Bupati TTU dan Bupati Belu menandatangani Kesepakatan Bersama (MoU) pelayanan kesehatan rujukan.

ATAMBUA,Mediatihar.Com – Bupati Timor Tengah Utara (TTU), Yosep Falentinus Delasalle Kebo, menegaskan bahwa kolaborasi pelayanan kesehatan antarwilayah tidak boleh sekadar menjadi seremoni di atas kertas. Hal tersebut ia sampaikan saat menandatangani Kesepakatan Bersama (MoU) pelayanan kesehatan rujukan antara Pemkab TTU dan Pemkab Belu.

​Acara yang berlangsung di Rumah Jabatan Bupati Belu pada Senin (09/02/2026) ini menandai langkah strategis kedua daerah dalam memperkuat akses medis bagi masyarakat di perbatasan.

​Dalam sambutannya, Bupati Yosep menekankan bahwa kesehatan adalah hak konstitusional yang tidak boleh terhambat oleh sekat wilayah administratif.
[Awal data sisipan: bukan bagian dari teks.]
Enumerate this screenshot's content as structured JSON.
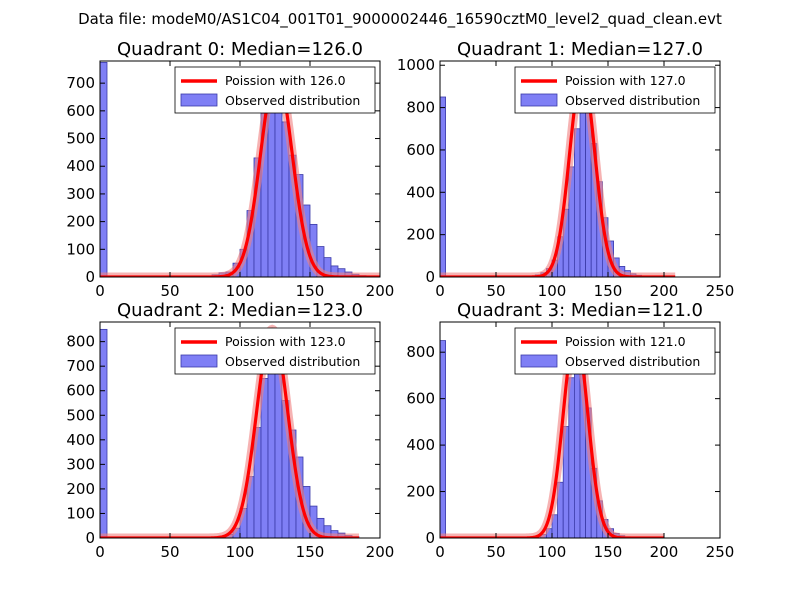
{
  "suptitle": "Data file: modeM0/AS1C04_001T01_9000002446_16590cztM0_level2_quad_clean.evt",
  "colors": {
    "bar_fill": "#7f7ff5",
    "bar_edge": "#3a3aa8",
    "curve": "#ff0000",
    "curve_halo": "#f08080"
  },
  "chart_data": [
    {
      "type": "bar",
      "title": "Quadrant 0: Median=126.0",
      "xlim": [
        0,
        200
      ],
      "ylim": [
        0,
        780
      ],
      "xticks": [
        0,
        50,
        100,
        150,
        200
      ],
      "yticks": [
        0,
        100,
        200,
        300,
        400,
        500,
        600,
        700
      ],
      "bin_width": 5,
      "bins": [
        [
          0,
          775
        ],
        [
          80,
          8
        ],
        [
          85,
          15
        ],
        [
          90,
          18
        ],
        [
          95,
          50
        ],
        [
          100,
          100
        ],
        [
          105,
          240
        ],
        [
          110,
          430
        ],
        [
          115,
          590
        ],
        [
          120,
          720
        ],
        [
          125,
          630
        ],
        [
          130,
          560
        ],
        [
          135,
          440
        ],
        [
          140,
          370
        ],
        [
          145,
          260
        ],
        [
          150,
          190
        ],
        [
          155,
          110
        ],
        [
          160,
          70
        ],
        [
          165,
          40
        ],
        [
          170,
          30
        ],
        [
          175,
          18
        ],
        [
          180,
          10
        ],
        [
          185,
          5
        ]
      ],
      "poisson": {
        "mu": 126,
        "peak": 740,
        "sigma": 11.2,
        "xrange": [
          0,
          200
        ]
      },
      "legend": {
        "line": "Poission with 126.0",
        "bars": "Observed distribution"
      }
    },
    {
      "type": "bar",
      "title": "Quadrant 1: Median=127.0",
      "xlim": [
        0,
        250
      ],
      "ylim": [
        0,
        1020
      ],
      "xticks": [
        0,
        50,
        100,
        150,
        200,
        250
      ],
      "yticks": [
        0,
        200,
        400,
        600,
        800,
        1000
      ],
      "bin_width": 5,
      "bins": [
        [
          0,
          850
        ],
        [
          85,
          10
        ],
        [
          90,
          20
        ],
        [
          95,
          40
        ],
        [
          100,
          80
        ],
        [
          105,
          190
        ],
        [
          110,
          320
        ],
        [
          115,
          520
        ],
        [
          120,
          700
        ],
        [
          125,
          920
        ],
        [
          130,
          880
        ],
        [
          135,
          630
        ],
        [
          140,
          450
        ],
        [
          145,
          280
        ],
        [
          150,
          170
        ],
        [
          155,
          90
        ],
        [
          160,
          50
        ],
        [
          165,
          30
        ],
        [
          170,
          15
        ],
        [
          175,
          8
        ],
        [
          180,
          5
        ],
        [
          185,
          3
        ]
      ],
      "poisson": {
        "mu": 127,
        "peak": 960,
        "sigma": 11.3,
        "xrange": [
          0,
          210
        ]
      },
      "legend": {
        "line": "Poission with 127.0",
        "bars": "Observed distribution"
      }
    },
    {
      "type": "bar",
      "title": "Quadrant 2: Median=123.0",
      "xlim": [
        0,
        200
      ],
      "ylim": [
        0,
        880
      ],
      "xticks": [
        0,
        50,
        100,
        150,
        200
      ],
      "yticks": [
        0,
        100,
        200,
        300,
        400,
        500,
        600,
        700,
        800
      ],
      "bin_width": 5,
      "bins": [
        [
          0,
          850
        ],
        [
          85,
          8
        ],
        [
          90,
          15
        ],
        [
          95,
          40
        ],
        [
          100,
          120
        ],
        [
          105,
          250
        ],
        [
          110,
          450
        ],
        [
          115,
          650
        ],
        [
          120,
          820
        ],
        [
          125,
          760
        ],
        [
          130,
          560
        ],
        [
          135,
          440
        ],
        [
          140,
          330
        ],
        [
          145,
          210
        ],
        [
          150,
          130
        ],
        [
          155,
          80
        ],
        [
          160,
          50
        ],
        [
          165,
          30
        ],
        [
          170,
          20
        ],
        [
          175,
          10
        ],
        [
          180,
          5
        ]
      ],
      "poisson": {
        "mu": 123,
        "peak": 850,
        "sigma": 11.1,
        "xrange": [
          0,
          185
        ]
      },
      "legend": {
        "line": "Poission with 123.0",
        "bars": "Observed distribution"
      }
    },
    {
      "type": "bar",
      "title": "Quadrant 3: Median=121.0",
      "xlim": [
        0,
        250
      ],
      "ylim": [
        0,
        930
      ],
      "xticks": [
        0,
        50,
        100,
        150,
        200,
        250
      ],
      "yticks": [
        0,
        200,
        400,
        600,
        800
      ],
      "bin_width": 5,
      "bins": [
        [
          0,
          850
        ],
        [
          85,
          8
        ],
        [
          90,
          15
        ],
        [
          95,
          40
        ],
        [
          100,
          100
        ],
        [
          105,
          240
        ],
        [
          110,
          480
        ],
        [
          115,
          690
        ],
        [
          120,
          870
        ],
        [
          125,
          800
        ],
        [
          130,
          560
        ],
        [
          135,
          300
        ],
        [
          140,
          160
        ],
        [
          145,
          80
        ],
        [
          150,
          40
        ],
        [
          155,
          20
        ],
        [
          160,
          10
        ],
        [
          165,
          5
        ]
      ],
      "poisson": {
        "mu": 121,
        "peak": 880,
        "sigma": 11.0,
        "xrange": [
          0,
          200
        ]
      },
      "legend": {
        "line": "Poission with 121.0",
        "bars": "Observed distribution"
      }
    }
  ]
}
Menurutnya, akses layanan medis yang adil dan berkualitas adalah prioritas utama pemerintah daerah.

​”Pelayanan kesehatan tidak boleh mengenal batas administratif. Sudah menjadi tanggung jawab moral dan konstitusional kita untuk membuka akses seluas-luasnya demi keselamatan masyarakat,” ujar Yosep.
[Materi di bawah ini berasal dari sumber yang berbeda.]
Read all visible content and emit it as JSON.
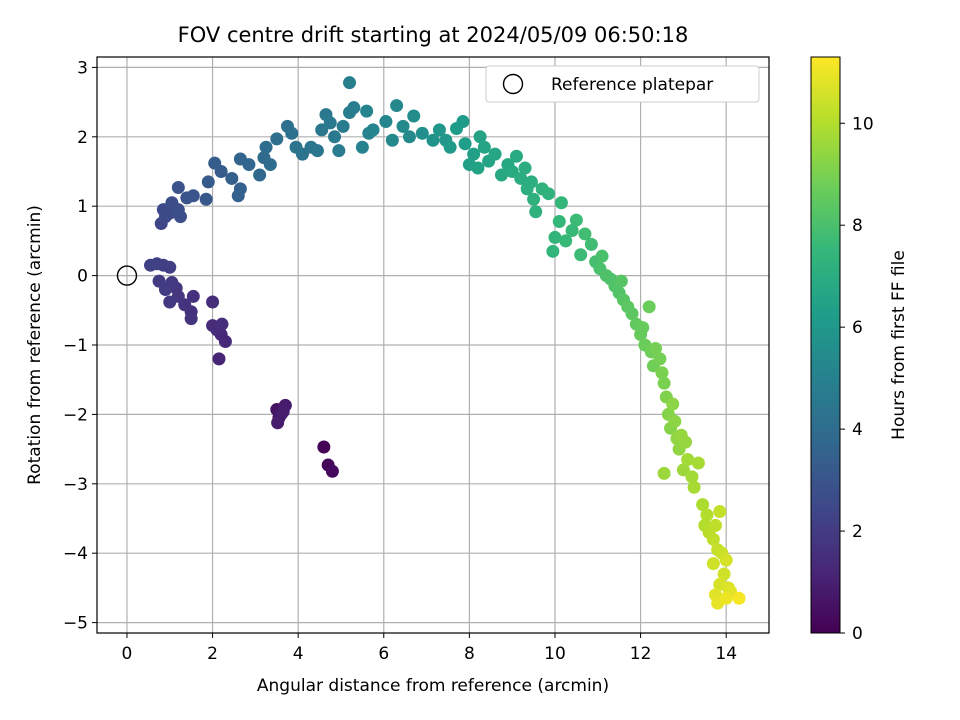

​Ia menambahkan bahwa kerja sama ini merupakan solusi cerdas dalam kerangka otonomi daerah. Dengan keterbatasan yang dimiliki masing-masing kabupaten, sinergi menjadi kunci untuk menutupi celah layanan yang ada.

​Bupati TTU secara khusus meminta agar jajaran dinas terkait dan manajemen rumah sakit memastikan poin-poin kesepakatan dijalankan secara konsisten di lapangan. Ia tidak ingin dokumen yang ditandatangani hanya menjadi arsip tanpa dampak nyata.

​”Kami berharap kerja sama ini tidak berhenti pada penandatanganan dokumen semata, tetapi diimplementasikan secara konsisten, dievaluasi secara berkala, dan terus disempurnakan sesuai kebutuhan masyarakat,” tegasnya.

​Menutup arahannya, Yosep memberikan apresiasi tinggi kepada Pemerintah Kabupaten Belu dan pihak RSUD Mgr. Gabriel Manek SVD Atambua yang telah bersedia menjadi mitra rujukan bagi warga TTU.

​”Semoga kerja sama ini menjadi jalan pengabdian yang membawa harapan, menyelamatkan kehidupan, dan memperkuat persaudaraan antar-daerah,” pungkas Yosep.